No artigo 387.º do Código Penal, encontra-se consagrado os maus-tratos a animais. De acordo com esta norma, “Quem, sem motivo legítimo, matar animal de companhia é punido com pena de prisão de 6 meses a 2 anos ou com pena de multa de 60 a 240 dias, se pena mais grave lhe não couber por força de outra disposição legal”.  Ora, esta consagração tem sido alvo de muita discussão, tendo sido declarada inconstitucional pela terceira vez, no passado dia 5 de maio. Por isso, da próxima vez que os juízes do Tribunal Constitucional se pronunciarem sobre a mesma podem vir a aboli-la, tal como sucedeu com a lei dos metadados.
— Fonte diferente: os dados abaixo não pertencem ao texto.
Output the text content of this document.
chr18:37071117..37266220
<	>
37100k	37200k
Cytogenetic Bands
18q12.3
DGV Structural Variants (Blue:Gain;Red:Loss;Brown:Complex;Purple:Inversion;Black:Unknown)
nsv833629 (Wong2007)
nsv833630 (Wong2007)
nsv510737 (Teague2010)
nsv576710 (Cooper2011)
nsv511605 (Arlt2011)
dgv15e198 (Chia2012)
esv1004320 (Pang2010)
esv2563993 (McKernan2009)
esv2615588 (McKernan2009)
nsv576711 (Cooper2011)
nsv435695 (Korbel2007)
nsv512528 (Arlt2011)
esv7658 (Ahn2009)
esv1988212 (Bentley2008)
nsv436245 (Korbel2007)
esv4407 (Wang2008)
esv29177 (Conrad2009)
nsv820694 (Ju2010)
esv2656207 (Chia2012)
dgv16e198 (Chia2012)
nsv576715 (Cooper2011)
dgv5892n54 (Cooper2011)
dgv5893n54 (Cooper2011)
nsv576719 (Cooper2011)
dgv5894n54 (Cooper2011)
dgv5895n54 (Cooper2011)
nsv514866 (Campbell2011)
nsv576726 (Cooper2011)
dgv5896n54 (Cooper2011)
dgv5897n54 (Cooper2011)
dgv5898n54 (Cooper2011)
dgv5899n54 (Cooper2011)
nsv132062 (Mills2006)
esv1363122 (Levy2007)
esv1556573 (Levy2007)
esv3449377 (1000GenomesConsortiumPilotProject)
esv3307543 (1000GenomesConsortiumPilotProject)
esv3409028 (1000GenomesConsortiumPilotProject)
Até 2014, vigorava um quadro legal que considerava que os maus-tratos a animais ou até mesmo a sua morte não constituía crime, sendo que quem o praticasse apenas era punido com uma coima, que poderia ir até os 3740 euros, independentemente do animal em causa, podendo este ser doméstico ou não. Com a alteração ao quadro legal, embora a esmagadora maioria das penas aplicadas pelos tribunais desde essa altura também têm sido de multa, os maus-tratos a animais passou a constituir um crime, punido com pena de prisão.
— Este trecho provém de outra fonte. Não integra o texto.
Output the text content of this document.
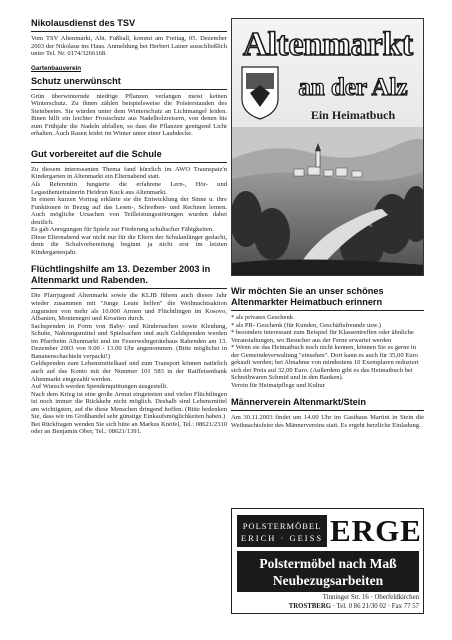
Nikolausdienst des TSV
Vom TSV Altenmarkt, Abt. Fußball, kommt am Freitag, 05. Dezember 2003 der Nikolaus ins Haus. Anmeldung bei Herbert Lainer ausschließlich unter Tel. Nr. 0174/3266168.
Gartenbauverein
Schutz unerwünscht
Grün überwinternde niedrige Pflanzen verlangen meist keinen Winterschutz. Zu ihnen zählen beispielsweise die Polsterstauden des Steinbeetes. Sie würden unter dem Winterschutz an Lichtmangel leiden. Ihnen hilft ein leichter Frostschutz aus Nadelholzreisern, von denen bis zum Frühjahr die Nadeln abfallen, so dass die Pflanzen genügend Licht erhalten. Auch Rasen leidet im Winter unter einer Laubdecke.
Gut vorbereitet auf die Schule

Zu diesem interessanten Thema fand kürzlich im AWO Traunspatz'n Kindergarten in Altenmarkt ein Elternabend statt.

Als Referentin fungierte die erfahrene Lern-, Hör- und Legasthenietrainerin Heidrun Kuck aus Altenmarkt.

In einem kurzen Vortrag erklärte sie die Entwicklung der Sinne u. ihre Funktionen in Bezug auf das Lesen-, Schreiben- und Rechnen lernen. Auch mögliche Ursachen von Teilleistungsstörungen wurden dabei deutlich.

Es gab Anregungen für Spiele zur Förderung schulischer Fähigkeiten.

Diese Elternabend war nicht nur für die Eltern der Schulanfänger gedacht, denn die Schulvorbereitung beginnt ja nicht erst im letzten Kindergartenjahr.

Flüchtlingshilfe am 13. Dezember 2003 in Altenmarkt und Rabenden.

Die Pfarrjugend Altenmarkt sowie die KLJB führen auch dieses Jahr wieder zusammen mit "Junge Leute helfen" die Weihnachtsaktion zugunsten von mehr als 10.000 Armen und Flüchtlingen im Kosovo, Albanien, Montenegro und Kroatien durch.

Sachspenden in Form von Baby- und Kindersachen sowie Kleidung, Schuhe, Nahrungsmittel und Spielsachen und auch Geldspenden werden im Pfarrheim Altenmarkt und im Feuerwehrgerätehaus Rabenden am 13. Dezember 2003 von 9.00 - 13.00 Uhr angenommen. (Bitte möglichst in Bananenschachteln verpackt!)

Geldspenden zum Lebensmittelkauf und zum Transport können natürlich auch auf das Konto mit der Nummer 101 583 in der Raiffeisenbank Altenmarkt eingezahlt werden.

Auf Wunsch werden Spendenquittungen ausgestellt.

Nach dem Krieg ist eine große Armut eingetreten und vielen Flüchtlingen ist noch immer die Rückkehr nicht möglich. Deshalb sind Lebensmittel am wichtigsten, auf die diese Menschen dringend hoffen. (Bitte bedenken Sie, dass wir im Großhandel sehr günstige Einkaufsmöglichkeiten haben.)

Bei Rückfragen wenden Sie sich bitte an Markus Knöfel, Tel.: 08621/2310 oder an Benjamin Ober, Tel.: 08621/1391.

Altenmarkt
an der Alz
Ein Heimatbuch
Wir möchten Sie an unser schönes Altenmarkter Heimatbuch erinnern

* als privates Geschenk

* als PR- Geschenk (für Kunden, Geschäftsfreunde usw.)

* besonders interessant zum Beispiel für Klassentreffen oder ähnliche Veranstaltungen, wo Besucher aus der Ferne erwartet werden

* Wenn sie das Heimatbuch noch nicht kennen, können Sie es gerne in der Gemeindeverwaltung "einsehen". Dort kann es auch für 35,00 Euro gekauft werden; bei Abnahme von mindestens 10 Exemplaren reduziert sich der Preis auf 32,00 Euro. (Außerdem gibt es das Heimatbuch bei Schreibwaren Schmid und in den Banken).

Verein für Heimatpflege und Kultur

Männerverein Altenmarkt/Stein
Am 30.11.2003 findet um 14.00 Uhr im Gasthaus Martini in Stein die Weihnachtsfeier des Männervereins statt. Es ergeht herzliche Einladung.
POLSTERMÖBEL
ERICH · GEISS ERGE
Polstermöbel nach Maß
Neubezugsarbeiten
Tinninger Str. 16 · Oberfeldkirchen
TROSTBERG · Tel. 0 86 21/30 02 · Fax 77 57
A questão em torno da inconstitucionalidade desta lei prende-se com o princípio de acordo com o qual, só os atentados a valores protegidos pela Constituição podem ser punidos com prisão, designadamente, o direito à integridade física e moral, à liberdade, segurança, à liberdade de expressão, à propriedade privada e o direito à vida. No caso dos maus-tratos a um animal, os juízes ainda não chegaram a um consenso sobre qual o bem juridico com expressão constitucional que é violado, uns apontam que está em causa o direito ao meio ambiente e outros consideram que se trata da dignidade humana. Sendo que, uma vez que o bem juridico, objeto de tutela penal, não se encontra identificado, considera-se que a norma legal em causa ofendia, conjuntamente, os artigos 27.º e 18.º, n.º 2 da Constituição da República Portuguesa.

Ainda quanto ao bem juridico ofendido, têm sido apontados, como referido anteriormente, o ambiente e a dignidade da pessoa humana. Alicerçar a proteção dos animais na proteção do ambiente é de facto uma hipótese tentadora, dado que não só justificaria uma proteção direta e imediata do animal, mas também teria o suporte constitucional necessário. Contudo, tendo em consideração a nossa constituição, esta associação não é assim tão pacifica, pois embora o artigo 9.º da Constituição da República Portuguesa, inclua de forma articulada nas alíneas d) e e), a proteção do ambiente nas tarefas do Estado, que está incumbido de defender os direitos ambientais dos cidadãos, a natureza, o ambiente e os recursos naturais, mal chegamos ao artigo 66.º da Constituição da República Portuguesa, referente ao ambiente e qualidade de vida, logo nos foge a interpretação literal, dado que não há nenhuma referência expressa à proteção dos animais. Sendo certo que a referência não tem de ser expressa, mas pode também estar implícita, há autores que defendem que a proteção individual dos animais se integra na proteção do ambiente conferida pelo artigo 66.º da Constituição da República Portuguesa. Outra hipótese, é a proteção direta dos animais se extrair do próprio princípio da dignidade da pessoa humana. Esta tese assenta no pressuposto de que, uma interpretação atualista, “não especista” e não antropocêntrica, implicaria alargar o princípio da dignidade da pessoa humana aos animais. A ideia desta perspetiva alicerça-se no pressuposto de que os animais têm “dignidade” e que devem ser considerados como um fim em si mesmo.

Segundo esta última decisão, assinada pelo juiz Afonso Patrão, aquele que maltratar um animal, por mais hediondo que possa ser, não está a colocar em perigo o ecossistema. A dignidade humana, considerada no primeiro artigo da Constituição da República Portuguesa é considerada um conceito demasiado amplo e abstrato para permitir privar a liberdade de quem maltrate um animal.

As decisões de inconstitucionalidade dessa lei, foram proferidas ao longo dos últimos seis meses e tomadas por apenas cinco dos trezes juízes do Tribunal Constitucional, onde se inclui o presidente do mesmo, João Pedro Caupers.

O futuro desta lei é uma incógnita, no entanto durante as declarações de voto, dois dos juízes admitiram a possibilidade de o problema ser resolvido, através de uma simples alteração à redação da lei que criminaliza os maus-tratos, em vez de ser elaborada uma revisão constitucional.